During the summer I was in the hands of two artists, Miss Anna Klumpke, who painted my portrait, and Paul Bartlett, who molded my head in clay. To shorten the operation, sometimes I sat for both at the same time. Although neither was fully satisfied with the results of their labors, we had many pleasant hours together, discussing their art, their early trials, and artists in general. Each had good places in the Salon, and honorable mention that year. It is sad to see so many American girls and boys, who have no genius for painting or sculpture, spending their days in garrets, in solitude and poverty, with the vain hope of earning distinction. Women of all classes are awaking to the necessity of self-support, but few are willing to do the ordinary useful work for which they are fitted. In the Salon that year six thousand pictures were offered, and only two thousand accepted, and many of these were “skyed.”
It was lovely on our balcony at night to watch the little boats, with their lights, sailing up and down the Seine, especially the day of the great annual fete,—the 14th of July,—when the whole city was magnificently illuminated. We drove about the city on several occasions at midnight, to see the life—men, women, and children enjoying the cool breezes, and the restaurants all crowded with people.

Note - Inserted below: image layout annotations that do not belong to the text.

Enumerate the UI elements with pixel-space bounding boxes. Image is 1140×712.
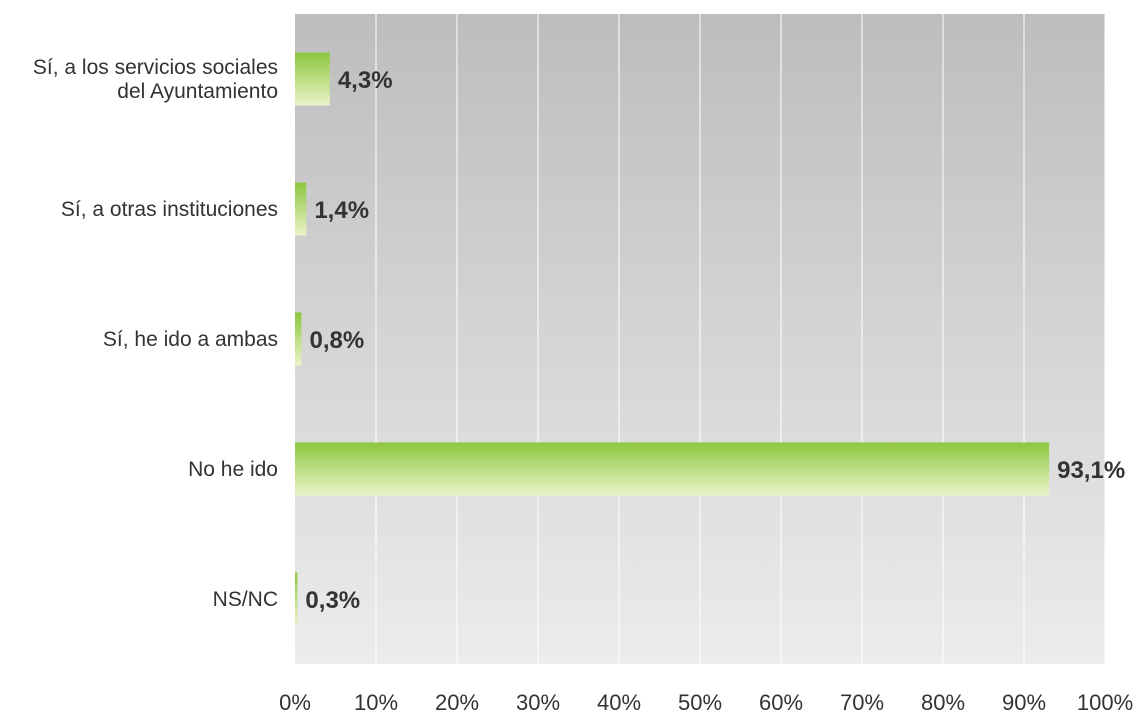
x-axis-ticks: 0% 10% 20% 30% 40% 50% 60% 70% 80% 90% 100% — [279, 690, 1133, 712]
data-label: 1,4% — [314, 197, 369, 224]
x-tick-label: 80% — [921, 690, 965, 712]
bar — [295, 52, 330, 106]
bar — [295, 182, 307, 236]
bar — [295, 572, 298, 626]
data-label: 93,1% — [1057, 457, 1125, 484]
x-tick-label: 70% — [840, 690, 884, 712]
x-tick-label: 100% — [1077, 690, 1133, 712]
category-label: NS/NC — [213, 588, 278, 611]
x-tick-label: 60% — [759, 690, 803, 712]
x-tick-label: 90% — [1002, 690, 1046, 712]
x-tick-label: 30% — [516, 690, 560, 712]
bar — [295, 442, 1050, 496]
data-label: 4,3% — [338, 67, 393, 94]
value-labels: 4,3% 1,4% 0,8% 93,1% 0,3% — [305, 67, 1125, 614]
x-tick-label: 10% — [354, 690, 398, 712]
data-label: 0,3% — [305, 587, 360, 614]
bars — [295, 52, 1050, 626]
x-tick-label: 50% — [678, 690, 722, 712]
bar — [295, 312, 302, 366]
data-label: 0,8% — [309, 327, 364, 354]
x-tick-label: 0% — [279, 690, 311, 712]
category-label: Sí, a los servicios sociales del Ayuntami… — [33, 56, 278, 103]
gridlines — [375, 14, 1106, 664]
category-label: Sí, he ido a ambas — [103, 328, 278, 351]
category-labels: Sí, a los servicios sociales del Ayuntami… — [33, 56, 278, 611]
category-label: No he ido — [188, 458, 278, 481]
x-tick-label: 20% — [435, 690, 479, 712]
category-label: Sí, a otras instituciones — [61, 198, 278, 221]
x-tick-label: 40% — [597, 690, 641, 712]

Sunday in Paris is charming—it is the day for the masses of the people. All the galleries of art, the libraries, concert halls, and gardens are open to them. All are dressed in their best, out driving, walking, and having picnics in the various parks and gardens; husbands, wives, and children laughing and talking happily together. The seats in the streets and parks are all filled with the laboring masses. The benches all over Paris—along the curbstones in every street and highway—show the care given to the comfort of the people. You will see mothers and nurses with their babies and children resting on these benches, laboring men eating their lunches and sleeping there at noon, the organ grinders and monkeys, too, taking their comfort. In France you see men and women everywhere together; in England the men generally stagger about alone, caring more for their pipes and beer than their mothers, wives, and sisters. Social life, among the poor especially, is far more natural and harmonious in France than in England, because women mix more freely in business and amusements.
Coming directly from Paris to London, one is forcibly struck with the gloom of the latter city, especially at night. Paris with its electric lights is brilliant everywhere, while London, with its meager gas jets here and there struggling with the darkness, is as gloomy and desolate as Dore’s pictures of Dante’s Inferno. On Sunday, when the shops are closed, the silence and solitude of the streets, the general smoky blackness of the buildings and the atmosphere give one a melancholy impression of the great center of civilization. Now that it has been discovered that smoke can be utilized and the atmosphere cleared, it is astonishing that the authorities do not avail themselves of the discovery, and thus bring light and joy and sunshine into that city, and then clean the soot of centuries from their blackened buildings.